Duneska Suannette is an Artist, Educator, and Community Organizer whose work explores and re-imagines notions of connectedness throughout the Caribbean specifically focusing on Hispañola. In Suannette’s visual work they are currently producing paintings they title Portals as well as paper weavings serving to critique modern issues in Hispañola.
During this process, Suannette conceptualized the collective Guanábana. Steering away from notions of Latinidad, Guanábana aims to center the voices of Black folks with Antillean ancestry. Guanábana does so through a series of community centered programming, their most important being the Monthly Vigils in Honor of Black Lives in which they offered free food, groceries, hosted speakers, as well as handed out zines speaking on the existence and perseverance of Black culture in countries such as Puerto Rico and how their freedom is so innately tethered to the freedom of Black Americans.

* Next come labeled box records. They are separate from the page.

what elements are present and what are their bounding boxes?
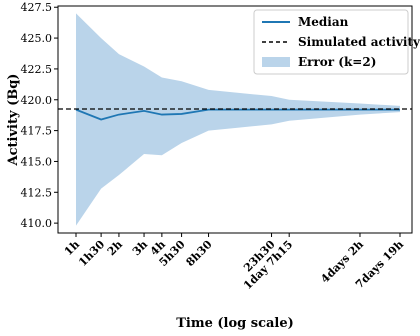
x-tick-label: 1h [62,238,82,258]
x-tick-label: 8h30 [184,238,215,269]
y-tick-label: 410.0 [21,217,53,230]
y-tick-label: 427.5 [21,1,53,14]
error-band-layer [76,13,400,226]
y-tick-label: 412.5 [21,186,53,199]
legend-error-swatch [262,57,290,67]
y-tick-label: 417.5 [21,125,53,138]
legend-simulated-label: Simulated activity [298,35,420,49]
y-tick-label: 422.5 [21,63,53,76]
error-band [76,13,400,226]
x-tick-label: 3h [130,238,150,258]
legend-error-label: Error (k=2) [298,55,376,69]
y-axis-ticks: 410.0 412.5 415.0 417.5 420.0 422.5 425.0 427.5 [21,1,58,230]
x-axis-label: Time (log scale) [176,316,294,331]
y-tick-label: 420.0 [21,94,53,107]
legend-box [253,9,409,75]
y-axis-label: Activity (Bq) [6,74,21,167]
x-tick-label: 2h [105,238,125,258]
y-tick-label: 425.0 [21,32,53,45]
median-line-layer [75,108,401,121]
x-tick-label: 1h30 [76,238,107,269]
plot-frame [57,5,413,234]
legend-median-label: Median [298,15,349,29]
y-tick-label: 415.0 [21,155,53,168]
legend: Median Simulated activity Error (k=2) [253,9,420,75]
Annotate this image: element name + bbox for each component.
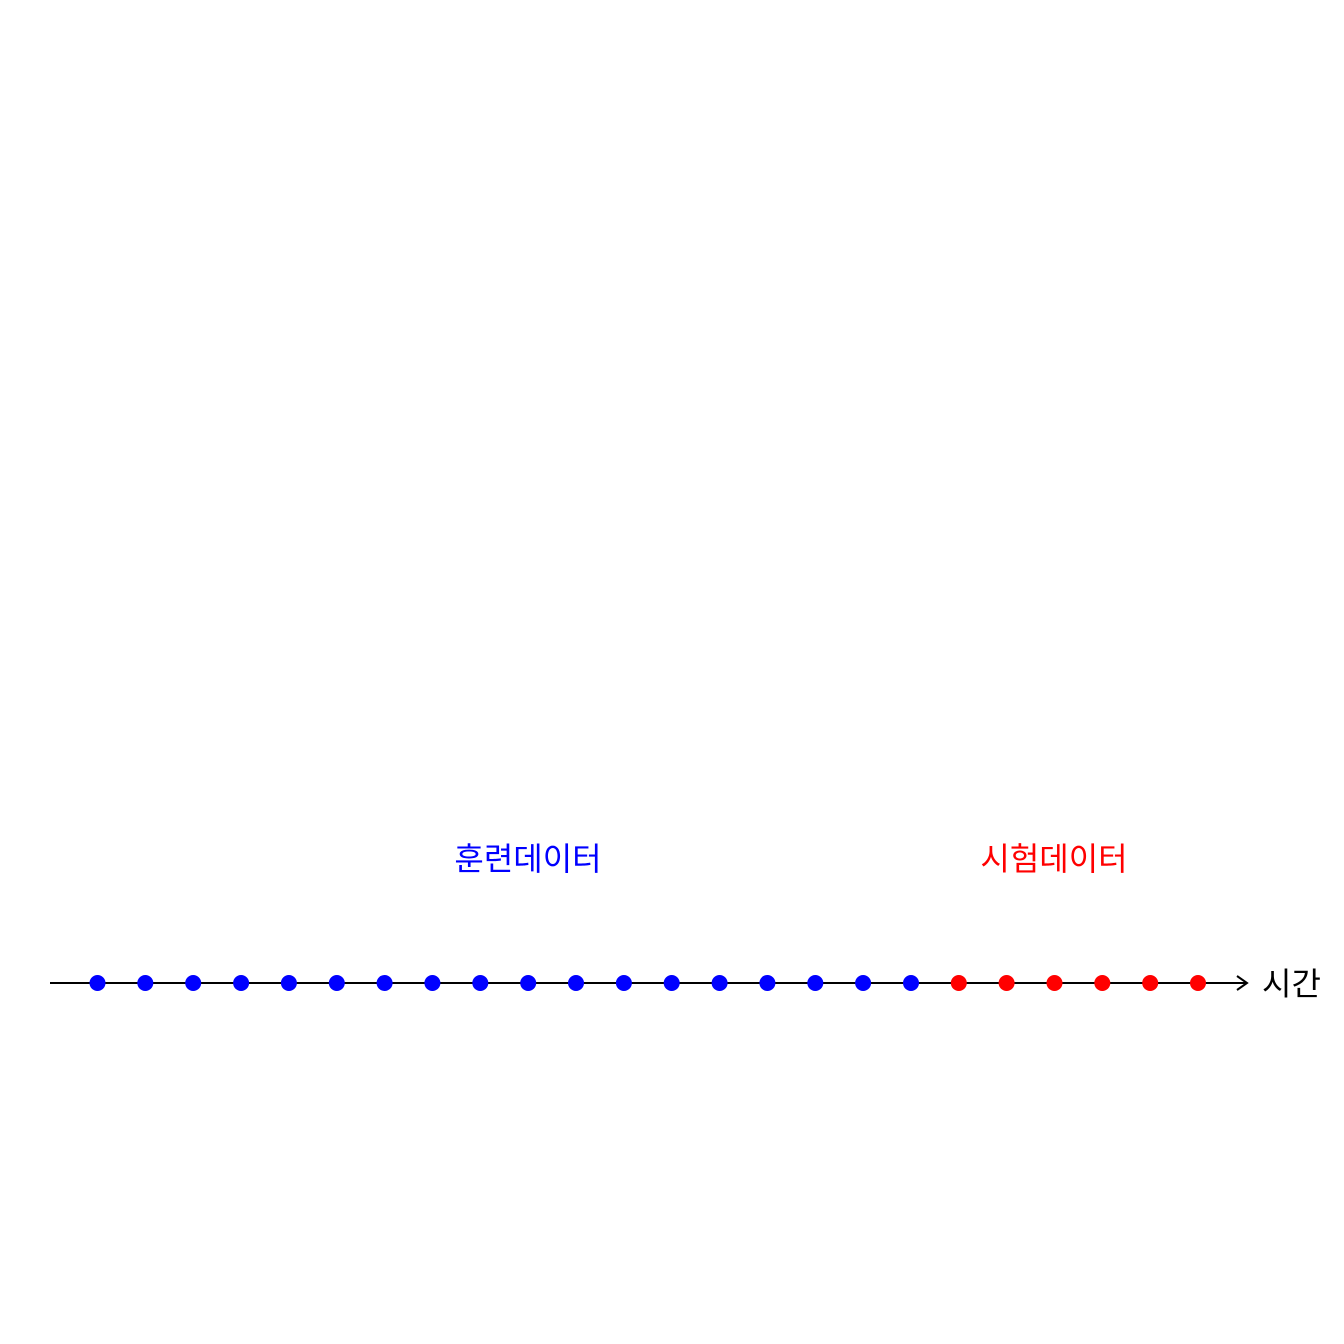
time-axis-arrowhead: [1236, 975, 1249, 991]
train-data-point: [137, 975, 154, 991]
train-data-point: [711, 975, 728, 991]
train-data-point: [89, 975, 106, 991]
time-axis-label: 시간: [1262, 965, 1321, 1003]
test-data-point: [1094, 975, 1111, 991]
train-data-point: [472, 975, 489, 991]
train-data-label: 훈련데이터: [454, 840, 601, 878]
test-data-point: [950, 975, 967, 991]
test-data-point: [1142, 975, 1159, 991]
train-data-point: [615, 975, 632, 991]
train-data-point: [424, 975, 441, 991]
test-data-point: [998, 975, 1015, 991]
train-data-point: [520, 975, 537, 991]
time-points: [89, 975, 1206, 991]
train-data-point: [807, 975, 824, 991]
train-data-point: [376, 975, 393, 991]
train-data-point: [759, 975, 776, 991]
train-data-point: [185, 975, 202, 991]
train-data-point: [328, 975, 345, 991]
train-data-point: [855, 975, 872, 991]
test-data-label: 시험데이터: [980, 840, 1127, 878]
train-data-point: [903, 975, 919, 991]
train-data-point: [663, 975, 680, 991]
test-data-point: [1190, 975, 1206, 991]
test-data-point: [1046, 975, 1063, 991]
train-data-point: [280, 975, 297, 991]
train-data-point: [233, 975, 250, 991]
train-data-point: [568, 975, 584, 991]
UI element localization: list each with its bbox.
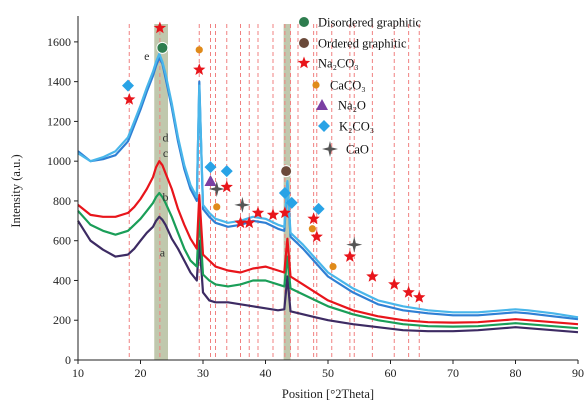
curve-label-e: e xyxy=(144,49,149,63)
shaded-region-0 xyxy=(154,24,168,360)
diamond-marker xyxy=(220,165,233,178)
star-marker xyxy=(251,206,265,219)
star-marker xyxy=(278,206,292,219)
curve-label-b: b xyxy=(163,190,169,204)
x-tick-label: 50 xyxy=(322,366,334,380)
star-marker xyxy=(123,93,136,105)
star-marker xyxy=(153,21,167,34)
y-axis-title: Intensity (a.u.) xyxy=(9,154,23,227)
curve-label-c: c xyxy=(163,146,168,160)
legend-label-diamond: K₂CO₃ xyxy=(339,120,374,134)
legend-label-cross: CaO xyxy=(346,143,369,157)
y-tick-label: 1000 xyxy=(47,154,71,168)
x-tick-label: 40 xyxy=(260,366,272,380)
ordered-marker xyxy=(280,165,293,178)
star-marker xyxy=(388,277,401,290)
x-tick-label: 80 xyxy=(510,366,522,380)
x-tick-label: 30 xyxy=(197,366,209,380)
series-a-line xyxy=(77,215,579,334)
series-lines xyxy=(77,52,579,334)
y-tick-label: 1200 xyxy=(47,114,71,128)
cross-marker xyxy=(208,181,225,198)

Throughout the colder months Guanábana maintained a Book Club as well as building our Community Library. Guanábana has also held a monthly radio show at Playground Coffee Shop, as well as initiated an Instagram Residency for Artists of Antillean Ancestry. The aim being to work towards an imagined future in which we can find ways to connect, despite colonially imposed cultural points of reference such as language, and doing so through the lens of prison abolition.
Get to know Duneska Suannette Michel
What role can art and culture play in shaping the future of your neighborhood or the city at large?
During a time in which New York is rapidly shifting and displacement is violently altering communities, art and culture can serve to preserve memories we hold dear and protest happenings we oppose sternly.